2ytHD+make-j17+kqpoll_unlocked_arm64.svg
- 2ytHD+googlemap_arm64.svg
The intend of this test is to expose where the contention is for heavy multi-threaded process workload. We didn't care much about idle time, it is much more about low latency, how "smooth" can run desktop apps in other words what happens in the kernel.
- UVM fault unlocking is "good enough" for such workload and all the contention is due to syscalls
- If we look at time spent in kernel, 37% is spent spinning on the KERNEL_LOCK() and 12% on the SCHED_LOCK(). So almost half of %sys time is spinning.
- futex(2) for FUTEX_WAIT exposes most of it. It spins on the KERNEL_LOCK() because sleeping with PCATCH requires it, then it spins on the SCHED_LOCK() to put itself on the sleep queue.
- kevent(2), poll(2), and DRM ioctl(2) are responsible for a lot of KERNEL_LOCK() contention in this workload
- NET_LOCK() contention in poll(2) and kqueue(2) generate a lot of sleeps which, together with a lot of futex(2) make the SCHED_LOCK() contention bad.
Conclusion
Unlocking UVM fault is the obvious next step and we are not finished with that yet.
Making poll(2) & select(2) work on top of the kqueue subsystem will allow us to unlock selwakeup() & friends. This will also help for workloads with network traffic going to userland (server, proxy, etc).
Completely unlocking poll(2), select(2) and kqueue(2) will require making rwsleep(9) w/ PCATCH work without KERNEL_LOCK().
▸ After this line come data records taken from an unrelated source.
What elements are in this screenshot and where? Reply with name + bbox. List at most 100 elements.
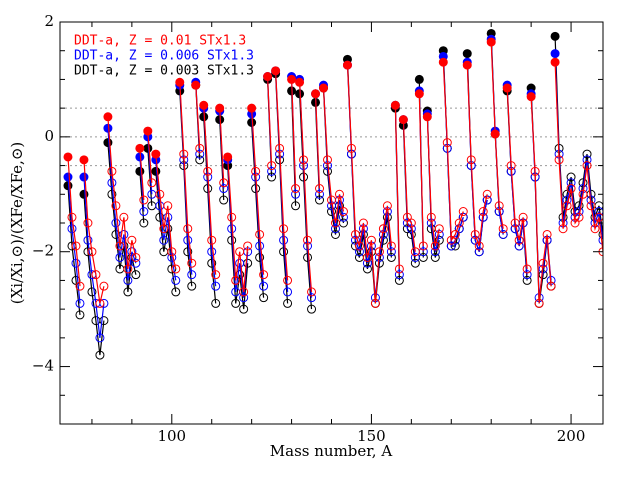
- series-line: [530, 96, 552, 304]
- data-point: [271, 66, 281, 76]
- data-point: [486, 37, 496, 47]
- data-point: [346, 143, 356, 153]
- data-point: [386, 247, 396, 257]
- data-point: [71, 258, 81, 268]
- data-point: [430, 241, 440, 251]
- data-point: [187, 258, 197, 268]
- data-point: [450, 229, 460, 239]
- data-point: [558, 224, 568, 234]
- data-point: [267, 166, 277, 176]
- series-line: [83, 194, 105, 356]
- data-point: [283, 287, 293, 297]
- series-line: [442, 62, 464, 242]
- data-point: [542, 229, 552, 239]
- data-point: [107, 178, 117, 188]
- data-point: [287, 74, 297, 84]
- data-point: [470, 229, 480, 239]
- data-point: [291, 201, 301, 211]
- series-line: [203, 105, 217, 275]
- series-line: [418, 93, 424, 247]
- data-point: [123, 287, 133, 297]
- data-point: [462, 60, 472, 70]
- data-point: [550, 57, 560, 67]
- data-point: [386, 252, 396, 262]
- data-point: [414, 89, 424, 99]
- data-point: [235, 247, 245, 257]
- data-point: [291, 189, 301, 199]
- data-point: [330, 218, 340, 228]
- data-point: [207, 235, 217, 245]
- data-point: [354, 247, 364, 257]
- data-point: [119, 229, 129, 239]
- series-line: [466, 62, 488, 252]
- data-point: [167, 247, 177, 257]
- data-point: [410, 258, 420, 268]
- data-point: [131, 258, 141, 268]
- x-axis-label: Mass number, A: [270, 442, 393, 460]
- data-point: [171, 275, 181, 285]
- series-line: [291, 79, 297, 189]
- data-point: [175, 77, 185, 87]
- series-line: [466, 65, 488, 247]
- data-point: [426, 212, 436, 222]
- series-line: [402, 119, 416, 252]
- data-point: [350, 229, 360, 239]
- data-point: [442, 138, 452, 148]
- data-point: [167, 264, 177, 274]
- data-point: [330, 224, 340, 234]
- series-line: [490, 42, 504, 229]
- series-line: [394, 105, 400, 269]
- data-point: [566, 184, 576, 194]
- series-line: [107, 128, 137, 281]
- data-point: [219, 195, 229, 205]
- data-point: [283, 298, 293, 308]
- data-point: [362, 252, 372, 262]
- data-point: [406, 218, 416, 228]
- data-point: [338, 212, 348, 222]
- data-point: [374, 247, 384, 257]
- data-point: [574, 212, 584, 222]
- data-point: [478, 207, 488, 217]
- data-point: [342, 60, 352, 70]
- data-point: [386, 241, 396, 251]
- data-point: [394, 270, 404, 280]
- data-point: [510, 218, 520, 228]
- data-point: [382, 201, 392, 211]
- data-point: [394, 264, 404, 274]
- data-point: [259, 281, 269, 291]
- data-point: [139, 207, 149, 217]
- data-point: [267, 161, 277, 171]
- data-point: [474, 247, 484, 257]
- data-point: [103, 112, 113, 122]
- legend-entry: DDT-a, Z = 0.01 STx1.3: [74, 34, 246, 49]
- data-point: [63, 152, 73, 162]
- data-point: [183, 235, 193, 245]
- series-line: [299, 82, 313, 292]
- data-point: [410, 252, 420, 262]
- data-point: [307, 287, 317, 297]
- data-point: [594, 212, 603, 222]
- data-point: [522, 264, 532, 274]
- series-line: [83, 177, 105, 338]
- data-point: [414, 74, 424, 84]
- data-point: [219, 178, 229, 188]
- data-point: [183, 247, 193, 257]
- data-point: [366, 235, 376, 245]
- data-point: [562, 201, 572, 211]
- data-point: [522, 275, 532, 285]
- data-point: [163, 201, 173, 211]
- data-point: [199, 100, 209, 110]
- data-point: [123, 275, 133, 285]
- legend-entry: DDT-a, Z = 0.003 STx1.3: [74, 64, 254, 79]
- data-point: [203, 166, 213, 176]
- data-point: [267, 172, 277, 182]
- data-point: [211, 298, 221, 308]
- data-point: [263, 72, 273, 82]
- data-point: [566, 172, 576, 182]
- data-point: [338, 207, 348, 217]
- data-point: [131, 270, 141, 280]
- data-point: [590, 224, 600, 234]
- series-line: [442, 56, 464, 248]
- data-point: [219, 184, 229, 194]
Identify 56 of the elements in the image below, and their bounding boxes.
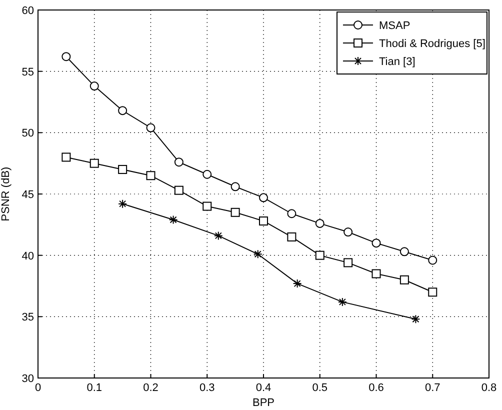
point — [428, 288, 438, 297]
x-axis-title: BPP — [252, 397, 275, 409]
x-tick-label: 0.1 — [86, 382, 102, 394]
point — [315, 218, 324, 228]
point — [214, 231, 223, 240]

This implies make signals work w/o KERNEL_LOCK(). This will also reduce the contention in futex(2).
Unlocking UVM fault will make it easier to unlock many UVM related syscalls. This will help for workloads that fork a lot.
Pushing the KERNEL_LOCK() at the VFS border in all other syscalls that matter can already be done and should already help, so I see no reason to wait.
Questions?
All in all, quite some scope for improvements. Read the entire thing (including any followups) from your favorite archive site or local mailbox.
This promises good things on the horizon.
(Comments are closed)
By Tristan (tristan) tristan@etheria.eu on
Very interesting and really want to check the userland improvements on my gnome desktop. Any idea of timeline for hitting current?